DAVISON TWP. — Following board approval of a new procedure for notifying residents of lawn mowing violations, the township is ready for tougher enforcement this spring and summer.
The Davison Township Board of Trustees approved a new procedure for enforcing lawn mowing at its March 11 meeting, giving property owners fewer notices and a higher fee if the township has to mow it for them.
“We’ve had issues in the past where our code enforcement officer was chasing his tail for violation notices and the procedure we used last year,” said Jeremy Smith, planning and zoning administrator for Davison Township. “Last year, every time there was a violation, we sent out a violation notice, because the way the ordinance is written in our book.”
Previously, the ordinance only required the township to publish the ordinance about lawn mowing I the local newspaper in the spring and fall. The procedures approved March 11 provide the township with the process to operate the code enforcement side of it, in between those newspaper postings.
“This makes it so don’t have to send a violation notice every time (code enforcement) wants to go out, he was chasing his tale all summer long trying to get people to mow vacant lots, basically, and the main offenders were people who don’t live in town,” said Smith. “So, they didn’t necessarily adhere to our ordinance.
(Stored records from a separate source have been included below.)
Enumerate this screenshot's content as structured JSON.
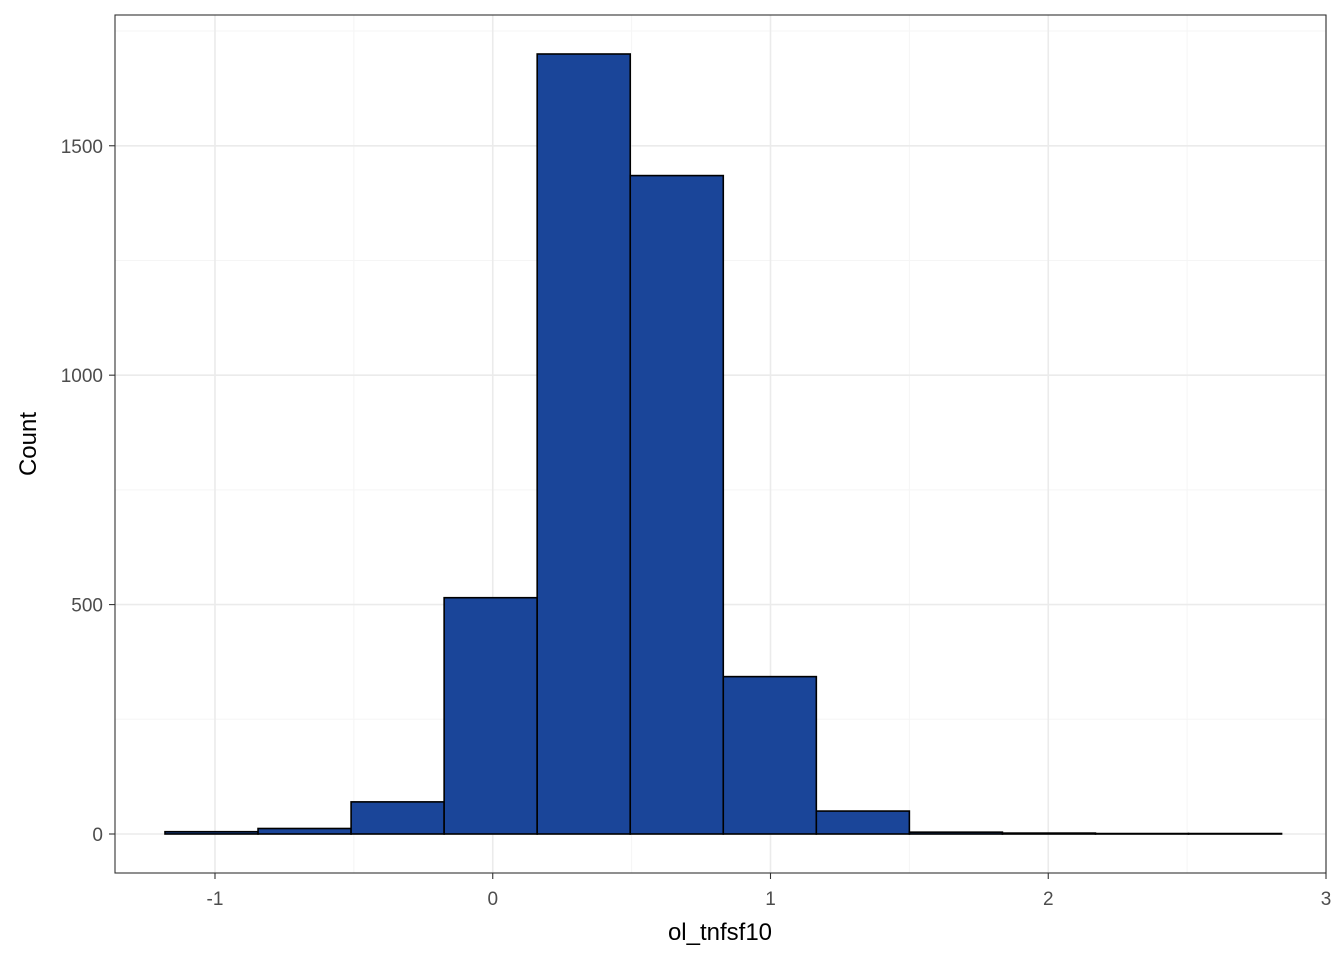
{
  "chart_data": {
    "type": "bar",
    "subtype": "histogram",
    "title": "",
    "xlabel": "ol_tnfsf10",
    "ylabel": "Count",
    "xlim": [
      -1.36,
      3.0
    ],
    "ylim": [
      -85,
      1785
    ],
    "x_ticks": [
      -1,
      0,
      1,
      2,
      3
    ],
    "x_tick_labels": [
      "-1",
      "0",
      "1",
      "2",
      "3"
    ],
    "y_ticks": [
      0,
      500,
      1000,
      1500
    ],
    "y_tick_labels": [
      "0",
      "500",
      "1000",
      "1500"
    ],
    "x_minor": [
      -0.5,
      0.5,
      1.5,
      2.5
    ],
    "y_minor": [
      250,
      750,
      1250,
      1750
    ],
    "grid": true,
    "legend": "none",
    "bins": [
      {
        "x0": -1.18,
        "x1": -0.845,
        "count": 5
      },
      {
        "x0": -0.845,
        "x1": -0.51,
        "count": 12
      },
      {
        "x0": -0.51,
        "x1": -0.175,
        "count": 70
      },
      {
        "x0": -0.175,
        "x1": 0.16,
        "count": 515
      },
      {
        "x0": 0.16,
        "x1": 0.495,
        "count": 1700
      },
      {
        "x0": 0.495,
        "x1": 0.83,
        "count": 1435
      },
      {
        "x0": 0.83,
        "x1": 1.165,
        "count": 343
      },
      {
        "x0": 1.165,
        "x1": 1.5,
        "count": 50
      },
      {
        "x0": 1.5,
        "x1": 1.835,
        "count": 4
      },
      {
        "x0": 1.835,
        "x1": 2.17,
        "count": 2
      },
      {
        "x0": 2.17,
        "x1": 2.505,
        "count": 1
      },
      {
        "x0": 2.505,
        "x1": 2.84,
        "count": 1
      }
    ],
    "colors": {
      "fill": "#1a4599",
      "stroke": "#000000",
      "grid_major": "#ebebeb",
      "grid_minor": "#f5f5f5",
      "panel_border": "#333333"
    }
  }
}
Now, if anyone questions anything going forward, we can give them this copy of our procedures as well.”
Smith said the new procedure will also be included in violation notices when they are mailed.
The township will now only send notice to violators of the ordinance once before taking action. Once a property owner receives one notice, the township can return as many times as is necessary throughout the season to mow without sending additional notices, said Smith.
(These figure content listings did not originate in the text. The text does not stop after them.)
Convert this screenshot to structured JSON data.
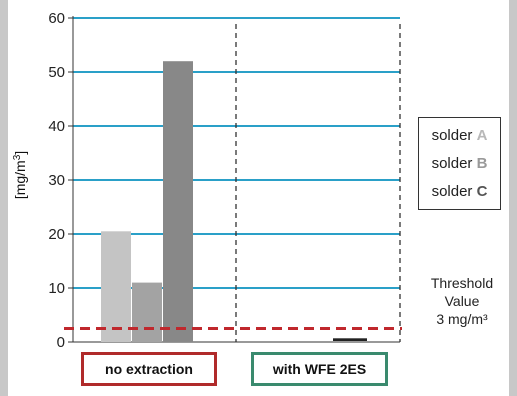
{
  "chart_data": {
    "type": "bar",
    "ylabel_main": "[mg/m",
    "ylabel_sup": "3",
    "ylabel_end": "]",
    "ylim": [
      0,
      60
    ],
    "yticks": [
      0,
      10,
      20,
      30,
      40,
      50,
      60
    ],
    "ytick_labels": [
      "0",
      "10",
      "20",
      "30",
      "40",
      "50",
      "60"
    ],
    "grid": true,
    "groups": [
      {
        "label": "no extraction",
        "label_color": "#b02a2a",
        "bars": [
          {
            "series": "solder A",
            "value": 20.5,
            "color": "#c4c4c4"
          },
          {
            "series": "solder B",
            "value": 11,
            "color": "#a3a3a3"
          },
          {
            "series": "solder C",
            "value": 52,
            "color": "#888888"
          }
        ]
      },
      {
        "label": "with WFE 2ES",
        "label_color": "#3a8a6e",
        "bars": [
          {
            "series": "solder C",
            "value": 0.5,
            "color": "#222222"
          }
        ]
      }
    ],
    "series": [
      {
        "name": "solder ",
        "letter": "A",
        "letter_color": "#b8b8b8"
      },
      {
        "name": "solder ",
        "letter": "B",
        "letter_color": "#9a9a9a"
      },
      {
        "name": "solder ",
        "letter": "C",
        "letter_color": "#555555"
      }
    ],
    "threshold": {
      "value": 2.5,
      "color": "#c0282d",
      "label_line1": "Threshold",
      "label_line2": "Value",
      "label_line3": "3 mg/m³"
    },
    "legend_position": "right"
  },
  "colors": {
    "sidebar": "#c8c8c8",
    "grid": "#2aa0c8",
    "axis": "#333333"
  }
}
Trustee Lori Tallman asked how often the township has to mow properties left unattended in the township over a typical summer. Smith said they have a couple of habitual offenders who have to be mowed 6-8 times a year depending on how wet the season is, and how fast grass grows.
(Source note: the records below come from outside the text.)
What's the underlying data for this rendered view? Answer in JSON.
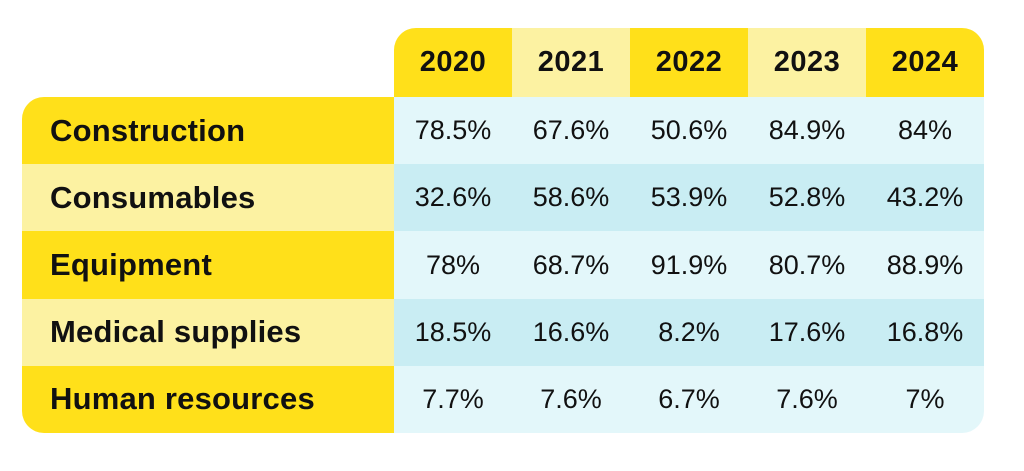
{
  "chart_data": {
    "type": "table",
    "columns": [
      "2020",
      "2021",
      "2022",
      "2023",
      "2024"
    ],
    "rows": [
      {
        "label": "Construction",
        "values": [
          "78.5%",
          "67.6%",
          "50.6%",
          "84.9%",
          "84%"
        ]
      },
      {
        "label": "Consumables",
        "values": [
          "32.6%",
          "58.6%",
          "53.9%",
          "52.8%",
          "43.2%"
        ]
      },
      {
        "label": "Equipment",
        "values": [
          "78%",
          "68.7%",
          "91.9%",
          "80.7%",
          "88.9%"
        ]
      },
      {
        "label": "Medical supplies",
        "values": [
          "18.5%",
          "16.6%",
          "8.2%",
          "17.6%",
          "16.8%"
        ]
      },
      {
        "label": "Human resources",
        "values": [
          "7.7%",
          "7.6%",
          "6.7%",
          "7.6%",
          "7%"
        ]
      }
    ]
  },
  "colors": {
    "yellow_bright": "#FFE01A",
    "yellow_light": "#FCF2A2",
    "blue_light": "#E3F7FA",
    "blue_mid": "#C9EDF3",
    "text": "#111111",
    "background": "#FFFFFF"
  }
}
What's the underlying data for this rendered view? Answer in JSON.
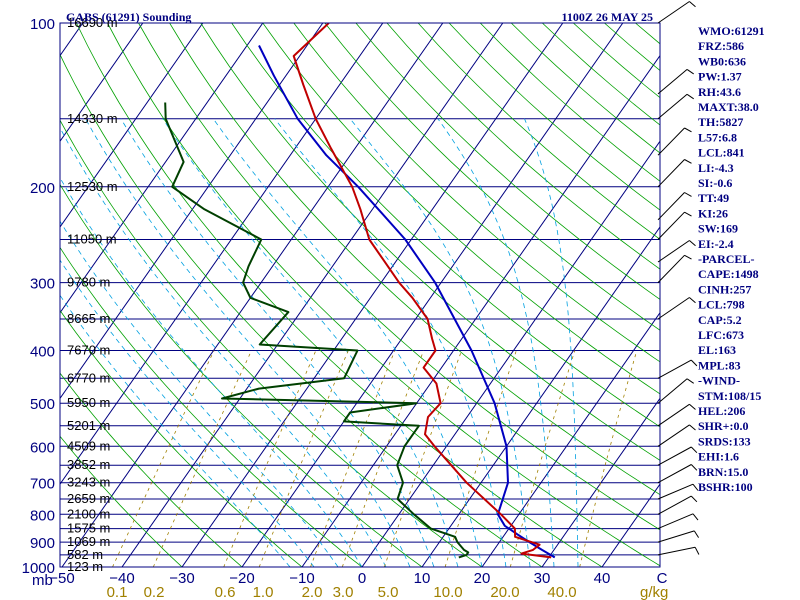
{
  "header": {
    "station": "GABS (61291) Sounding",
    "valid_time": "1100Z 26 MAY 25"
  },
  "indices": [
    "WMO:61291",
    "FRZ:586",
    "WB0:636",
    "PW:1.37",
    "RH:43.6",
    "MAXT:38.0",
    "TH:5827",
    "L57:6.8",
    "LCL:841",
    "LI:-4.3",
    "SI:-0.6",
    "TT:49",
    "KI:26",
    "SW:169",
    "EI:-2.4",
    "-PARCEL-",
    "CAPE:1498",
    "CINH:257",
    "LCL:798",
    "CAP:5.2",
    "LFC:673",
    "EL:163",
    "MPL:83",
    "-WIND-",
    "STM:108/15",
    "HEL:206",
    "SHR+:0.0",
    "SRDS:133",
    "EHI:1.6",
    "BRN:15.0",
    "BSHR:100"
  ],
  "axis_labels": {
    "pressure_unit": "mb",
    "mixing_ratio_unit": "g/kg"
  },
  "colors": {
    "frame": "#000080",
    "isobar": "#000080",
    "isotherm": "#000080",
    "dry_adiabat": "#00a000",
    "moist_adiabat": "#00a0e0",
    "mixing_ratio": "#a08000",
    "temperature": "#c00000",
    "dewpoint": "#004000",
    "parcel": "#0000c0",
    "wind_barbs": "#000000"
  },
  "chart_data": {
    "type": "skew-t log-p",
    "y_axis": {
      "quantity": "pressure (mb)",
      "range": [
        1000,
        100
      ],
      "scale": "log"
    },
    "x_axis": {
      "quantity": "temperature (C)",
      "range": [
        -50,
        50
      ],
      "skewed": true
    },
    "pressure_ticks": [
      100,
      200,
      300,
      400,
      500,
      600,
      700,
      800,
      900,
      1000
    ],
    "temperature_ticks": [
      "−50",
      "−40",
      "−30",
      "−20",
      "−10",
      "0",
      "10",
      "20",
      "30",
      "40",
      "C"
    ],
    "mixing_ratio_ticks": [
      "0.1",
      "0.2",
      "0.6",
      "1.0",
      "2.0",
      "3.0",
      "5.0",
      "10.0",
      "20.0",
      "40.0"
    ],
    "height_levels": [
      {
        "p": 100,
        "label": "16690 m"
      },
      {
        "p": 150,
        "label": "14330 m"
      },
      {
        "p": 200,
        "label": "12530 m"
      },
      {
        "p": 250,
        "label": "11050 m"
      },
      {
        "p": 300,
        "label": "9780 m"
      },
      {
        "p": 350,
        "label": "8665 m"
      },
      {
        "p": 400,
        "label": "7670 m"
      },
      {
        "p": 450,
        "label": "6770 m"
      },
      {
        "p": 500,
        "label": "5950 m"
      },
      {
        "p": 550,
        "label": "5201 m"
      },
      {
        "p": 600,
        "label": "4509 m"
      },
      {
        "p": 650,
        "label": "3852 m"
      },
      {
        "p": 700,
        "label": "3243 m"
      },
      {
        "p": 750,
        "label": "2659 m"
      },
      {
        "p": 800,
        "label": "2100 m"
      },
      {
        "p": 850,
        "label": "1575 m"
      },
      {
        "p": 900,
        "label": "1069 m"
      },
      {
        "p": 950,
        "label": "582 m"
      },
      {
        "p": 1000,
        "label": "123 m"
      }
    ],
    "temperature_profile": [
      [
        960,
        30.4
      ],
      [
        945,
        25
      ],
      [
        930,
        26.5
      ],
      [
        910,
        27
      ],
      [
        880,
        22
      ],
      [
        850,
        21
      ],
      [
        800,
        17
      ],
      [
        700,
        7.6
      ],
      [
        650,
        3
      ],
      [
        600,
        -2
      ],
      [
        570,
        -5
      ],
      [
        530,
        -6.5
      ],
      [
        500,
        -6
      ],
      [
        460,
        -9
      ],
      [
        430,
        -13
      ],
      [
        400,
        -13
      ],
      [
        380,
        -15
      ],
      [
        350,
        -18
      ],
      [
        320,
        -23
      ],
      [
        300,
        -27
      ],
      [
        250,
        -37
      ],
      [
        220,
        -42
      ],
      [
        200,
        -46
      ],
      [
        170,
        -54
      ],
      [
        150,
        -60
      ],
      [
        130,
        -66
      ],
      [
        115,
        -71
      ],
      [
        100,
        -69
      ]
    ],
    "dewpoint_profile": [
      [
        960,
        15
      ],
      [
        950,
        16
      ],
      [
        940,
        16
      ],
      [
        930,
        15
      ],
      [
        900,
        13
      ],
      [
        880,
        12
      ],
      [
        850,
        7
      ],
      [
        800,
        2.5
      ],
      [
        750,
        -2
      ],
      [
        700,
        -3
      ],
      [
        650,
        -6
      ],
      [
        600,
        -7
      ],
      [
        570,
        -7
      ],
      [
        550,
        -7
      ],
      [
        540,
        -20
      ],
      [
        520,
        -20
      ],
      [
        500,
        -10
      ],
      [
        490,
        -43
      ],
      [
        470,
        -38
      ],
      [
        450,
        -25
      ],
      [
        400,
        -26
      ],
      [
        390,
        -43
      ],
      [
        340,
        -42
      ],
      [
        320,
        -50
      ],
      [
        300,
        -53
      ],
      [
        280,
        -54
      ],
      [
        250,
        -55
      ],
      [
        220,
        -68
      ],
      [
        200,
        -76
      ],
      [
        180,
        -77
      ],
      [
        150,
        -85
      ],
      [
        140,
        -87
      ]
    ],
    "parcel_profile": [
      [
        960,
        31
      ],
      [
        930,
        28
      ],
      [
        900,
        25
      ],
      [
        870,
        22
      ],
      [
        840,
        19
      ],
      [
        800,
        16.5
      ],
      [
        700,
        14.5
      ],
      [
        600,
        10
      ],
      [
        500,
        3
      ],
      [
        400,
        -7
      ],
      [
        350,
        -13.5
      ],
      [
        300,
        -21
      ],
      [
        250,
        -31
      ],
      [
        200,
        -45
      ],
      [
        175,
        -54
      ],
      [
        150,
        -63
      ],
      [
        125,
        -72
      ],
      [
        110,
        -78
      ]
    ]
  }
}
Previously, the township charged property owners $192 per mowing, but that rate will be assessed this year at $330, taking into account the time and labor expended by township employees and mowers to bring about enforcement of the ordinance.
Tallman said while she agrees there should be enforcement of the ordinance, she said she thinks the township should give property owners more than one chance to comply.
“I feel like only giving them one notice isn’t really fair,” she said. “I don’t think we should have to do it every time, like you say, but I wonder if maybe we’d be better off saying notice first and second time, after that they don’t get any more notices.”
Smith said this is the way he did code enforcement when he held that job and it was only last year the township started requiring multiple notices, which placed a lot more work on the code enforcement officer.
“It was wasted time of (code enforcement’s) time, it wasted my time, it was a waste of postage, a waste of paper,” said Smith. “It was just a big waste of resources.”
Treasurer Tim Green said he lives in Woodbridge subdivision and across from his house is a vacant lot which he frequently calls the township about because the property owner doesn’t mow.
He said every time he complains the township has to send out a notice, then give the owner a certain amount of time to mow it – which meant the lot across the street was only mowed twice last summer.
“I said something here should change on this because this isn’t right,” said Green. “You guys are out there spinning your wheels, you’re driving out there, sending the letters and I said what can we do? Jeremy said we have a really strong ordinance on this, but it got changed for some reason.”
Smith said the township believes the $330 bill for mowing, which is tacked onto the property taxes as a special assessment, is a fair accounting of the township’s time and effort to enforce the ordinance.
“If they get a $330 bill, they’re going to mow it really quick,” Green agreed.
Tallman said her concern is habitual offenders will consider the assessment to be cheaper than hiring someone to mow the property, but Smith said the new procedures open it up so the township can mow unattended properties more frequently, thus making it more affordable for the property owner to do it themselves.
“They’ll get 10 days to comply,” said Smith. “They’re going to get a bill, and this can be done 6-8 times a summer. That will affect the pocketbook at $1,200-2,500 a season…they are going to comply.”
Tallman said her other concern were residents who have a crisis or other problem which keeps them from mowing for several weeks and they are only given one opportunity to correct the situation.
Smith said the township is willing to work with anyone.
“People have to make that phone call reach out to us,” he said. “We’ll work with them.”
The board approved the new procedures unanimously.